Warren Buffet said and we quote, ‘Be greedy when everybody is fearful and be fearful when everybody is greedy.

Fear can cripple a trader and make him buy in a fear of missing out on the rally, instead of waiting for the right signal and sticking to your trade plan while greed can ruin his profitability by booking smaller profit in a panic situation, instead of riding the trend.

28. Follow the smart money:

Smart money is where Mutual funds, Institutional Investors, and banks get into any stock. Monster stocks are never generally popular names, these are low cap companies with huge growth potential, but price and volume can get you there. Smart money knows where the action and profits are, so it’s up to you to catch them.

29. Learn from your mistakes & Always stay humble:

Markets are never wrong. The market gives great instant feedback about your performance but you have to pay attention. Great traders never stop learning and are lifelong learners. To be successful in anything you have to learn from your mistakes and correct them. The market is supreme. Always know that the market is too big for anyone to master. Never try to be egoistic and fight against the market.

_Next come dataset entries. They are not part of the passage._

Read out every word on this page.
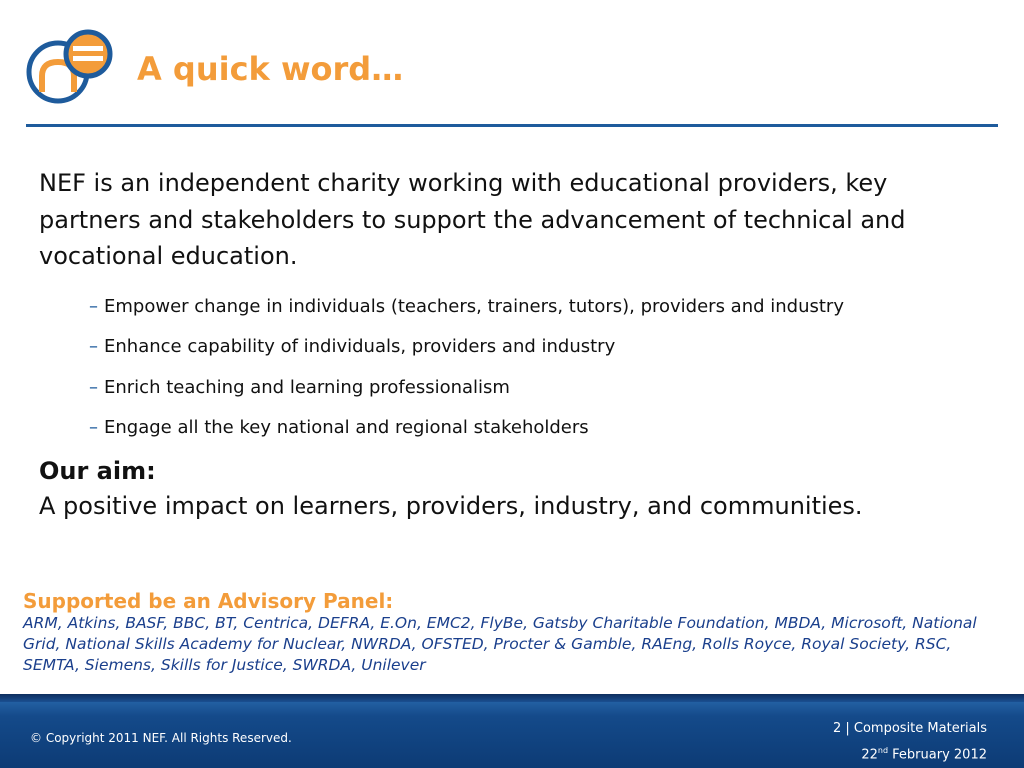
A quick word…

NEF is an independent charity working with educational providers, key partners and stakeholders to support the advancement of technical and vocational education.

– Empower change in individuals (teachers, trainers, tutors), providers and industry
– Enhance capability of individuals, providers and industry
– Enrich teaching and learning professionalism
– Engage all the key national and regional stakeholders

Our aim:

A positive impact on learners, providers, industry, and communities.

Supported be an Advisory Panel:

ARM, Atkins, BASF, BBC, BT, Centrica, DEFRA, E.On, EMC2, FlyBe, Gatsby Charitable Foundation, MBDA, Microsoft, National Grid, National Skills Academy for Nuclear, NWRDA, OFSTED, Procter & Gamble, RAEng, Rolls Royce, Royal Society, RSC, SEMTA, Siemens, Skills for Justice, SWRDA, Unilever

© Copyright 2011 NEF. All Rights Reserved.
2 | Composite Materials
22nd February 2012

30. Never trade with borrowed money and don’t use excess leverage:

Trading with borrowed causes stresses to generate returns consistently and initiate trades even if ‘it’s a no to trade phase’ because of the extreme volatility as the amount has to be paid along with the interest. This harms psychology and causes the trader to make irrational decisions which increases the odds of more failure.

32. Maintain a trading journal:

A trading journal is like having a teacher who teaches traders about themselves. Maintain a trading journal that keeps all the records of your entry, exit, stop loss, target, P/L, the reason for initiating the trade, etc. You will be able to see what is causing your good trades and your bad traders. What you were thinking, and what caused you to go against your plan.

33. Don’t lose hope & Never give up:

As a trader, the first few years would be difficult. But as soon as you move forward and develop your system and start trading with proper risk management, position-sizing, and psychology, all the experience will start yielding results. Trading is a great business. What other businesses offered this kind of money, opportunity, freedom, and these odds of success? It’s like a lottery. You can win based on hard work and discipline.